Hay cierta aprensión entre los sectores democráticos del país por la posible capitalización por parte del correísmo obtuso de los votos por el NO en la consulta popular. Supuestamente, esa sería la manifestación de un voto duro a favor del caudillo, útil para futuras contiendas políticas o electorales.
No obstante, este recelo parece infundado a la luz de algunas consideraciones. En primer lugar, la ambigüedad del voto negativo. Diseccionar el paquete de preguntas entre buenas y malas solo genera confusión y suspicacia en los electores. Al final, los abanderados por el NO tendrán que cargar con la vergüenza de haber avalado la corrupción, los delitos sexuales o la depredación de la naturaleza. Frente a un pueblo que no repara en sutilezas respecto de los contenidos de las preguntas, será fácil endosarles el rechazo integral de las siete preguntas.
En segundo lugar, la paternidad sobre el NO es más compleja y adversa de lo que se supone. No solo porque es la opción perdedora, sino porque no implica una posición afirmativa. No es una adhesión mecánica al correísmo obtuso. En ese conjunto de votantes también constan los indiferentes, los decepcionados con el actual gobierno, los desconfiados, los apolíticos…
Ya vimos situaciones similares en el pasado. Por ejemplo, los sectores de la derecha que se opusieron a la Constitución de 2008 nunca lograron transformar ese aparente alineamiento del electorado en votos partidarios. El 20% de rechazo a la Carta Magna no impidió ni contribuyó para que Jaime Nebot siguiera reinando en Guayaquil. Pero tampoco le proporcionó ninguna proyección presidencial.
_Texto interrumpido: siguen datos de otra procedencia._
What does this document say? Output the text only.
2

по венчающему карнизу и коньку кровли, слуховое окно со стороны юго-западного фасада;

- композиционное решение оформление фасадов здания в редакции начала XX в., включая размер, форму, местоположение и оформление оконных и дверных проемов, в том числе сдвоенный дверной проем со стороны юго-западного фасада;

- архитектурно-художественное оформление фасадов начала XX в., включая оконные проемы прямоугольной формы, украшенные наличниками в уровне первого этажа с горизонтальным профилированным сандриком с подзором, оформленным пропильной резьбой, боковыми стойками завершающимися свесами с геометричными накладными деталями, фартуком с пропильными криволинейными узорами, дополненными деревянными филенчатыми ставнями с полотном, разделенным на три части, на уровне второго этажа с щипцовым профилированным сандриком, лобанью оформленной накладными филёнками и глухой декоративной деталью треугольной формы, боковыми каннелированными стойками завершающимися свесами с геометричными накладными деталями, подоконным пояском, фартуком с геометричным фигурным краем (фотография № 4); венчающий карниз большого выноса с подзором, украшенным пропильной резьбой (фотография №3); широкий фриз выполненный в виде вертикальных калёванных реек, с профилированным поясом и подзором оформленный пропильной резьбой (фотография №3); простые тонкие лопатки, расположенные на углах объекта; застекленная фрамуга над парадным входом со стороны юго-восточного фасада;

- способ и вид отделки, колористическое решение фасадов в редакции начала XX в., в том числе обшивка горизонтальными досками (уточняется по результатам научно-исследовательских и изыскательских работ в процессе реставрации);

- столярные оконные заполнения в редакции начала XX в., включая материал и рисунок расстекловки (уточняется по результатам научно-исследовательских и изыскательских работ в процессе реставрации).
Y es que las lógicas del caudillismo populista han variado con la posmodernidad. En general, las fidelidades se han relativizado por efecto del consumismo, sobre todo en los jóvenes. La liquidez de la que habla Z. Bauman también sacude a los liderazgos políticos, peor aún si, como en el caso de Correa, este liderazgo se construyó a partir del marketing más que de las cualidades del personaje. A Correa le va a suceder lo mismo que a Lucio. Su influencia decrecerá al ritmo que cambian los patrones de consumo político de las masas.
En tercer lugar está la inercia del poder político. El imaginario del pueblo se estructura sobre el pragmatismo de la oferta estatal. Sobre todo, luego de diez años de clientelismo ramplón y desbocado. La gente sabe que quien cortará el queso durante los próximos años es Lenín Moreno, y él no ha hecho nada para desmerecer las expectativas populares. No todavía.
En cuarto lugar, el NO exhala un tufo a corrupción inextirpable. Hacerse cargo de esa votación puede quedar asociado con una defensa de la impunidad y con un encubrimiento de los delitos de cuello blanco. La retahíla de escándalos de corrupción que afloran a diario tiene escandalizado el país entero. Los correístas obtusos corren el riesgo de quedar etiquetados como corruptos per saecula saeculorum.